Sharing an ObjectContext within the scope of a business transaction is a trivial task in an ASP.NET application that doesn’t make use of BLL classes. However, in applications that do have a middle layer things become a little bit harder. We need to somehow “connect” the BLL instances within the scope, so they can all use the same ObjectContext instance. This is best done using some sort of helper object, which would contain the ObjectContext instance, and thus defining the scope. We could then for example create an “AddToScope” method on the helper object, which would be responsible for placing the BLL instances into scope. However, there is a more elegant and transparent construction possible. By mimicking part of the behavior of the .NET Framework’s TransactionScope class, we could make our BLL classes self-aware of the scope they currently belong to.

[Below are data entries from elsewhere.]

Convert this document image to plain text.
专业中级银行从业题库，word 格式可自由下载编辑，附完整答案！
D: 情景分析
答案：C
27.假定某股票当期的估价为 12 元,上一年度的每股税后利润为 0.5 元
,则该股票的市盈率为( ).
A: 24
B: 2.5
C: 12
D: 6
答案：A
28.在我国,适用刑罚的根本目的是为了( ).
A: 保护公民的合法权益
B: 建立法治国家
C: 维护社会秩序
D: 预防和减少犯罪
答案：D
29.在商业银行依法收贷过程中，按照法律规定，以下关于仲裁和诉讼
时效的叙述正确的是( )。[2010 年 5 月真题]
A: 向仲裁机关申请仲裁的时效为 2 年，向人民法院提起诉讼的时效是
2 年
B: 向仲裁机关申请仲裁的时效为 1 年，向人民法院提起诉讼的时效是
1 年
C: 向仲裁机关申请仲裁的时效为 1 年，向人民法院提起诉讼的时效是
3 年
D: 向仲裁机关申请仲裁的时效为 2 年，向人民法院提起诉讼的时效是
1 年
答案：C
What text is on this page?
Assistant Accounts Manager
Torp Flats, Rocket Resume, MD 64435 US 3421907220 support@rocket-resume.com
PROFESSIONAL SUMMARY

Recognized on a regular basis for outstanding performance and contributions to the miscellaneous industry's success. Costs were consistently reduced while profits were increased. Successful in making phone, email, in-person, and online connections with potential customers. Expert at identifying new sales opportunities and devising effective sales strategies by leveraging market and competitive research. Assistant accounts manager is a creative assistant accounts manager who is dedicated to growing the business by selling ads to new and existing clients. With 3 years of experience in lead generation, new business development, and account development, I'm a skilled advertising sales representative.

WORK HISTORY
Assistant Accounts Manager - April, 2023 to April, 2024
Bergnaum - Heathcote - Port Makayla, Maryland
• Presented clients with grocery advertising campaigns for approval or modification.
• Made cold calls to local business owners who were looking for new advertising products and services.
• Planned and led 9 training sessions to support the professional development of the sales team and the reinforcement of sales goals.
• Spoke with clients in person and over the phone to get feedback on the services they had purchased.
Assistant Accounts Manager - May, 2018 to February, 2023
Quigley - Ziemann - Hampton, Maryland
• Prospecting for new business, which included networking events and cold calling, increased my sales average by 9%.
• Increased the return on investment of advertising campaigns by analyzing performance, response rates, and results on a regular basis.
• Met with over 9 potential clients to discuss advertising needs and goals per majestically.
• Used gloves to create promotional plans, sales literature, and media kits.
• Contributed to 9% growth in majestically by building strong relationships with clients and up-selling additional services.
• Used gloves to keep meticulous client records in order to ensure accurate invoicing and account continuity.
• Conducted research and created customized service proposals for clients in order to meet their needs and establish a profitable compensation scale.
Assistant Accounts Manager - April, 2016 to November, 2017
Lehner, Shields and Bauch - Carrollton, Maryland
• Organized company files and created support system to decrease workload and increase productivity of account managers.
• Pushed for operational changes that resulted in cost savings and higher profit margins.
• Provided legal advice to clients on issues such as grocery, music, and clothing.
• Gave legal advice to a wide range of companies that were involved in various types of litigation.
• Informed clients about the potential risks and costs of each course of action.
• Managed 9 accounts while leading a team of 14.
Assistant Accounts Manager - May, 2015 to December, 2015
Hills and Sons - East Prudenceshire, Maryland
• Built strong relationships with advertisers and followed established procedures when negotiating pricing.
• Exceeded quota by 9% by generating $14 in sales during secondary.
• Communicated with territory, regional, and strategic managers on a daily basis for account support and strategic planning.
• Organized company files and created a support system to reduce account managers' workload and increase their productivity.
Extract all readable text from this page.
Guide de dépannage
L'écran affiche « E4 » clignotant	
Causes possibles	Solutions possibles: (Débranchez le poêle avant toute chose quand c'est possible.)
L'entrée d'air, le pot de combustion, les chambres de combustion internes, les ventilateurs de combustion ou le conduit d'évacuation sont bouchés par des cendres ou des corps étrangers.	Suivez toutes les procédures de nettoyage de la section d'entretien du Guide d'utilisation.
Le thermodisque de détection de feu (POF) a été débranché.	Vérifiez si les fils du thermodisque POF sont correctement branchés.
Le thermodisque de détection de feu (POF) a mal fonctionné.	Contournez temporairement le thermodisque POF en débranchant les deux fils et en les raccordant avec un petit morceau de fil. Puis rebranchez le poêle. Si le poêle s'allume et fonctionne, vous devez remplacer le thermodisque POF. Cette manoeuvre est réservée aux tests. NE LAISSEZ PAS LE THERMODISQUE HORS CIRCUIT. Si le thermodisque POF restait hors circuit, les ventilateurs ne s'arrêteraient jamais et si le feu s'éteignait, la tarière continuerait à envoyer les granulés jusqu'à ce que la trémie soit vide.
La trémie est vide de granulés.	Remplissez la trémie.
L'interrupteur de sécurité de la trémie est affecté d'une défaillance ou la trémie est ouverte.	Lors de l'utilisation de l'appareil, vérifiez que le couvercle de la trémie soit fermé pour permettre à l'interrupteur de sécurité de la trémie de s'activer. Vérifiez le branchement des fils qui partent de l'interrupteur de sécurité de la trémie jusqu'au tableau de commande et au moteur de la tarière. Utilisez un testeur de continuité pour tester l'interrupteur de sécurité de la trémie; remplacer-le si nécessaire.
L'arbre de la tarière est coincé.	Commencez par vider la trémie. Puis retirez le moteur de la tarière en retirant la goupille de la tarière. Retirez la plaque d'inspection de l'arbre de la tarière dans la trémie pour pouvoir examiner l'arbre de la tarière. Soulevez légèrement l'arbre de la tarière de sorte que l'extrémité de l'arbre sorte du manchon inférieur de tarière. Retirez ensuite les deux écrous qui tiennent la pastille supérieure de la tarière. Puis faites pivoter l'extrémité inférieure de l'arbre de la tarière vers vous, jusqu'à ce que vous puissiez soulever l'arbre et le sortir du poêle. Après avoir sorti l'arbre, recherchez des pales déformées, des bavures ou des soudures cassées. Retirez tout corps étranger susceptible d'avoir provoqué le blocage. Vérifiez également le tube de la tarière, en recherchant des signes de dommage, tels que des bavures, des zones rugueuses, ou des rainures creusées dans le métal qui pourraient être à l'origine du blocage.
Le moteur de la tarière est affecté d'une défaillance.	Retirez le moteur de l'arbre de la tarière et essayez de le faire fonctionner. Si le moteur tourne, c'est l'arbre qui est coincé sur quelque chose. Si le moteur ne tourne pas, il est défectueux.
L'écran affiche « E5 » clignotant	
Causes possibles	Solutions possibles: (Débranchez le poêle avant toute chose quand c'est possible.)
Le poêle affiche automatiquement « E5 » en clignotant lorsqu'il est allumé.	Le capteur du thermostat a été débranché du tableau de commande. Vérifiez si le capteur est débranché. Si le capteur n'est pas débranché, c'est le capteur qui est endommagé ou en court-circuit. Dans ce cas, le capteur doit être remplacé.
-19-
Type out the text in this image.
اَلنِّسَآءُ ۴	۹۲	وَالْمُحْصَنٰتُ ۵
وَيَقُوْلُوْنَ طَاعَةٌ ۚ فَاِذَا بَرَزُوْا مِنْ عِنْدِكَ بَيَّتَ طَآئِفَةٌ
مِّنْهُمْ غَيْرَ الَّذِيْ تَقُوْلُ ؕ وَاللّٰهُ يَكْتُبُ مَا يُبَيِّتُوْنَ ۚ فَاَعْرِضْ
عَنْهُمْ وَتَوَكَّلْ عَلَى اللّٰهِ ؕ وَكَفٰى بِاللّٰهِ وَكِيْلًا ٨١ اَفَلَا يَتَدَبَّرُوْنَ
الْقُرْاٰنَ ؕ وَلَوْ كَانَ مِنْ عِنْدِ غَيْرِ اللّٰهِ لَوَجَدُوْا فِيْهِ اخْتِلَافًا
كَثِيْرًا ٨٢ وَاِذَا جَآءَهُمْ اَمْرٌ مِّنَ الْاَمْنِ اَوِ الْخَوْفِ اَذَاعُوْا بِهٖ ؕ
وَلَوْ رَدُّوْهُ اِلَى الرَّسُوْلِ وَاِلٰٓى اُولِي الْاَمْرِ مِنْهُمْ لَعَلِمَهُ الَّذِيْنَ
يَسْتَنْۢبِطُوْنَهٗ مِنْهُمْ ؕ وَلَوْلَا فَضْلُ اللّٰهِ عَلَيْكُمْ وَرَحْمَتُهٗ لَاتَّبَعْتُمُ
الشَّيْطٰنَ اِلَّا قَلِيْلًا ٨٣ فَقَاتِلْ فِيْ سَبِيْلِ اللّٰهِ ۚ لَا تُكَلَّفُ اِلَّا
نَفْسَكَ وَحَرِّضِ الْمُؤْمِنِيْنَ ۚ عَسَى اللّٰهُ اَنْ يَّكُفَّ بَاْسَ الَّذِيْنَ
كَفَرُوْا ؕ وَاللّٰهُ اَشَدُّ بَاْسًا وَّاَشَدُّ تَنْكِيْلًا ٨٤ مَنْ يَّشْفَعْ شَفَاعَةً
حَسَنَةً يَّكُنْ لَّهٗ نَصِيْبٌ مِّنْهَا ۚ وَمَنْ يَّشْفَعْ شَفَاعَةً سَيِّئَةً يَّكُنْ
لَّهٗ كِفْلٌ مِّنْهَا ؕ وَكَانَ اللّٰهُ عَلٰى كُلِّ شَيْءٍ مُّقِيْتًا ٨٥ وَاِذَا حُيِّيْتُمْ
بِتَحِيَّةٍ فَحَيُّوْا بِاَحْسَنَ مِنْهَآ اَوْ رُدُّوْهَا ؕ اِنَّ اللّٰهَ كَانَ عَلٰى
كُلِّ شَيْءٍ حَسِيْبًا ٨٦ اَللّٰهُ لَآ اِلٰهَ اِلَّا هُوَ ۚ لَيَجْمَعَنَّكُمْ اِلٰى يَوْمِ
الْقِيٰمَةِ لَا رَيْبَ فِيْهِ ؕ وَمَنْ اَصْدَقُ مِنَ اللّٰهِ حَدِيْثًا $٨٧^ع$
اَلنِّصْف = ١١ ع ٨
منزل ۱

In the sample code below, an instance of the custom UnitOfWorkScope class in conjunction with a (C#) “using” statement is responsible for defining the ObjectContext scope. All BLL instances created within scope can automatically detect it, and therefore use the same ObjectContext instance.

Listing 3: Defining the scope of a business transaction

01./* Create a new ObjectContext scope, in which all BLL (middle layer) objects share
02. * the same ObjectContext instance: */
03.using (new UnitOfWorkScope(true)) /* "true" flag indicates that all changes
04.                                   * should be saved at the end of the scope. */
05.{
06.    /* The OrderBLL class can automatically detect the current scope: */
07.    OrderBLL orderBLL = new OrderBLL();
08.    /* The OrderlineBLL class can automatically detect the current scope: */
09.    OrderlineBLL orderlineBLL = new OrderlineBLL();
10.    /* The ProductBLL class can automatically detect the current scope: */
11.    ProductBLL productBLL = new ProductBLL();
12.    /* Create a new order: */
13.    Order newOrder = new Order();
14.    newOrder.FirstName = "Jordan";
15.    newOrder.LastName = "van Gogh";
16.    // .. add more order properties here ...
17.    /* Make sure the newOrder object will be added to the data store: */
18.    orderBLL.Add(newOrder);
19.    /* Convert the ShoppingCartItem objects into Orderline objects: */
20.    foreach (ShoppingCartItem cartItem in _shoppingCart.Items)
21.    {
22.        Orderline newLine = new Orderline();
23.        /* Retrieve a Product object based on its PK: */
24.        Product product = productBLL.GetProductByID( cartItem.ProductID );
25.        /* We should be able to define a relationship between the 
26.         * newLine object and the product object since we are currently 
27.         * in a "Unit of Work" scope, in which both orderlineBLL and 
28.         * productBLL objects share the same ObjectContext instance: */
29.        newLine.Product = product;
30.        newLine.Quantity = cartItem.Quantity;
31.        /* Make sure the orderline object will be added to the data store: */
32.        orderlineBLL.Add(newLine);
33.        /* Define a relationship between the newLine and the newOrder objects: */
34.        newOrder.Orderlines.Add(newLine);
35.    }
36.} /* End of scope. The newOrder object and it's Orderline objects will 
37.   * now be persisted to the underlying data store. */

After studying the code sample above, those who aren’t familiar with the TransactionScope class may be wondering how the BLL objects can automatically detect the current scope, just by placing them in a “using” construct. Well, this is actually achieved by using a thread static class member. Values of thread static class members are only bound to the current thread, instead of the entire application as is the case with normal static members. Besides their scope, they act in the same way as normal static members. In .NET we can make a static class member thread static by adding a [ThreadStatic] attribute to it.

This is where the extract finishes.